Sore itu di rumah kami terjadi kegemparan. Mengapa? Karena saya tidak mau makan kepiting yang dibeli Bapak dari pasar nelayan di daerah Tanjung Priuk dan telah diolah dengan lezatnya oleh ibuku.
“Ahhh... gimana kamu ini dikasih makan yang bergizi malah menolak.
Kamu tahu betapa kayanya kepiting ini akan gizi yang akan membuat kamu pandai.”
Kata Bapak menahan rasa kesalnya.
Kepiting yang lezat (Sumber: Foto Pribadi) |
“Kamu tahu bahwa zaman dulu di kampung Bapakmu ini,
kepiting-kepiting jauh lebih besar dibandingkan kepiting yang kamu lihat
sekarang.”
Muka kecil saya yang imut berbinar membayangkan seberapa besar
ukuran kepiting-kepiting yang dimaksud Bapak. Saya memang selalu excited dengan kisah-kisah Bapak mengenai kampung halamannya. Salah
satunya tentang cerita ikan-ikan yang sangat besar yang ditangkap di laut
kemudian dijual dengan harga yang begitu murah di pantai.
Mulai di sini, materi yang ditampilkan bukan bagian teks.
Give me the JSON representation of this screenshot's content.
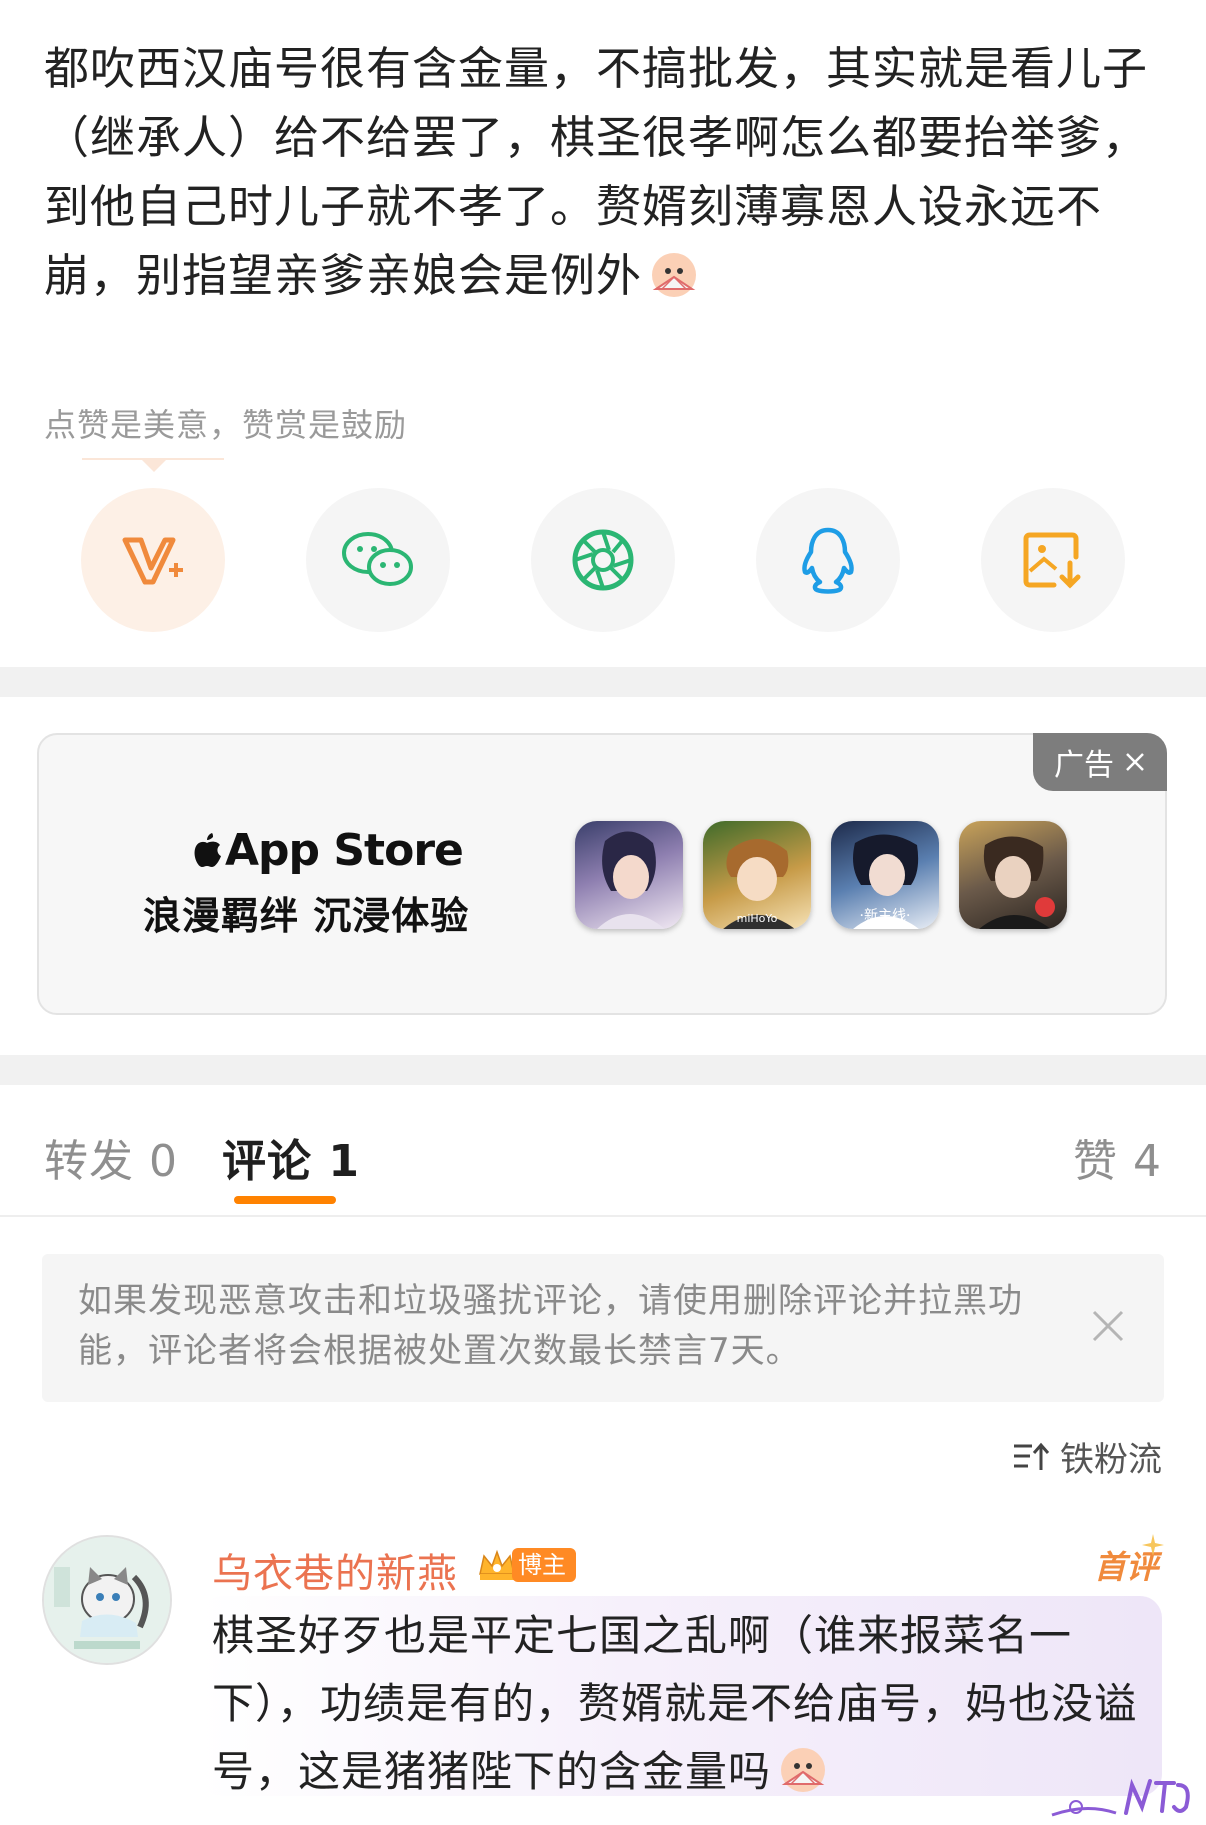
{
  "post": {
    "text": "都吹西汉庙号很有含金量，不搞批发，其实就是看儿子（继承人）给不给罢了，棋圣很孝啊怎么都要抬举爹，到他自己时儿子就不孝了。赘婿刻薄寡恩人设永远不崩，别指望亲爹亲娘会是例外",
    "emoji_icon": "fan-emoji-icon"
  },
  "reward": {
    "hint": "点赞是美意，赞赏是鼓励"
  },
  "share": {
    "buttons": [
      {
        "name": "weibo-vplus",
        "icon": "vplus-icon",
        "color": "#f08a3c"
      },
      {
        "name": "wechat",
        "icon": "wechat-icon",
        "color": "#2bb673"
      },
      {
        "name": "moments",
        "icon": "moments-icon",
        "color": "#2bb673"
      },
      {
        "name": "qq",
        "icon": "qq-icon",
        "color": "#1e9de6"
      },
      {
        "name": "save-image",
        "icon": "save-image-icon",
        "color": "#f5a623"
      }
    ]
  },
  "ad": {
    "badge_label": "广告",
    "brand": "App Store",
    "slogan": "浪漫羁绊 沉浸体验",
    "thumb_labels": [
      "",
      "miHoYo",
      "·新主线·",
      ""
    ]
  },
  "tabs": {
    "repost": {
      "label": "转发",
      "count": "0"
    },
    "comments": {
      "label": "评论",
      "count": "1"
    },
    "likes": {
      "label": "赞",
      "count": "4"
    }
  },
  "notice": {
    "text": "如果发现恶意攻击和垃圾骚扰评论，请使用删除评论并拉黑功能，评论者将会根据被处置次数最长禁言7天。"
  },
  "sort": {
    "label": "铁粉流"
  },
  "comment": {
    "username": "乌衣巷的新燕",
    "badge": "博主",
    "first_tag": "首评",
    "text": "棋圣好歹也是平定七国之乱啊（谁来报菜名一下），功绩是有的，赘婿就是不给庙号，妈也没谥号，这是猪猪陛下的含金量吗"
  },
  "colors": {
    "accent": "#ff8200",
    "username": "#eb7350",
    "badge": "#ff8a24"
  }
}
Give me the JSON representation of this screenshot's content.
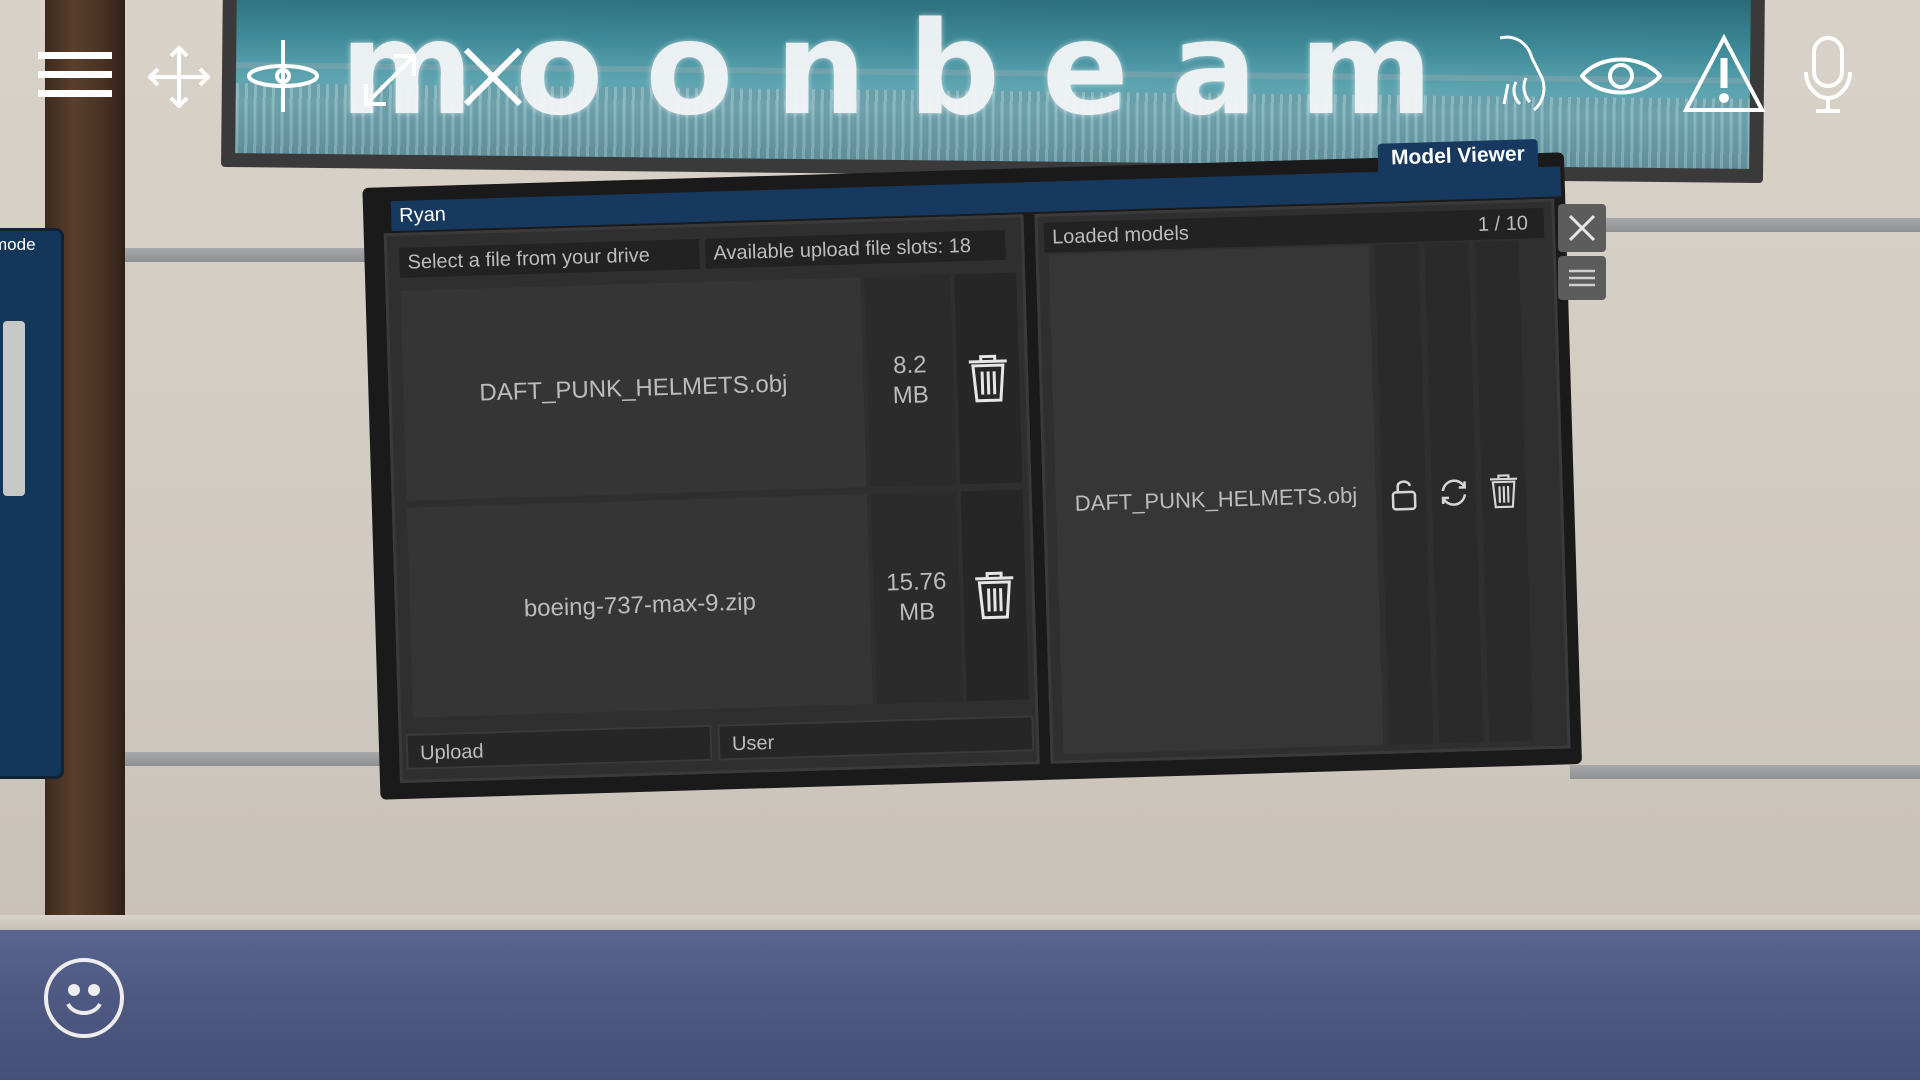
{
  "billboard": {
    "brand": "moonbeam"
  },
  "left_panel": {
    "mode_label": "mode"
  },
  "toolbar": {
    "icons": [
      "menu-icon",
      "move-icon",
      "orbit-icon",
      "resize-icon",
      "close-icon",
      "hand-icon",
      "eye-icon",
      "warning-icon",
      "microphone-icon"
    ]
  },
  "panel": {
    "owner": "Ryan",
    "title": "Model Viewer",
    "select_file": "Select a file from your drive",
    "slots": "Available upload file slots: 18",
    "files": [
      {
        "name": "DAFT_PUNK_HELMETS.obj",
        "size_value": "8.2",
        "size_unit": "MB"
      },
      {
        "name": "boeing-737-max-9.zip",
        "size_value": "15.76",
        "size_unit": "MB"
      }
    ],
    "upload_label": "Upload",
    "user_label": "User",
    "loaded": {
      "title": "Loaded models",
      "count": "1 / 10",
      "name": "DAFT_PUNK_HELMETS.obj"
    }
  },
  "colors": {
    "title_bar": "#17395f",
    "panel_bg": "#2f2f2f",
    "text": "#bcbcbc",
    "floor": "#4e5a82"
  }
}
Kisah tersebut yang menginspirasi saya menulis artikel ini dan
ikut serta menyemarakkan Jelajah Gizi 4: Membedah Nilai Gizi Masakan Minahasa.
Cerita ini ber-setting waktu sekitar 60 tahunan yang lalu di
sebuah desa nelayan di daerah Sibolga Tapanuli Utara. Setiap pagi my-still-little-Bapak
hampir selalu dibawa oleh Opung Doliku (Kakek) ke pinggir pantai untuk membeli
ikan. Di sana ada berbagai jenis ikan yang dibawa oleh nelayan dari laut.
Bapakku menyebut namanya satu per satu,
dari deke sambola (ikan sebelah), janggut-janggut, tuan deman, timpi (tongkol),
tenggiri, bawal, makso, pinang, balibiran, herong (pisang-pisang), asasa
(gembung), baladang (ikan layur), pari, hingga hiu. Sebagian besar Bapakku
tidak tahu nama ikan-ikan tersebut dalam bahasa Indonesia. Sebagian lagi memang
tidak pernah ditemukannya lagi setelah merantau di Jakarta.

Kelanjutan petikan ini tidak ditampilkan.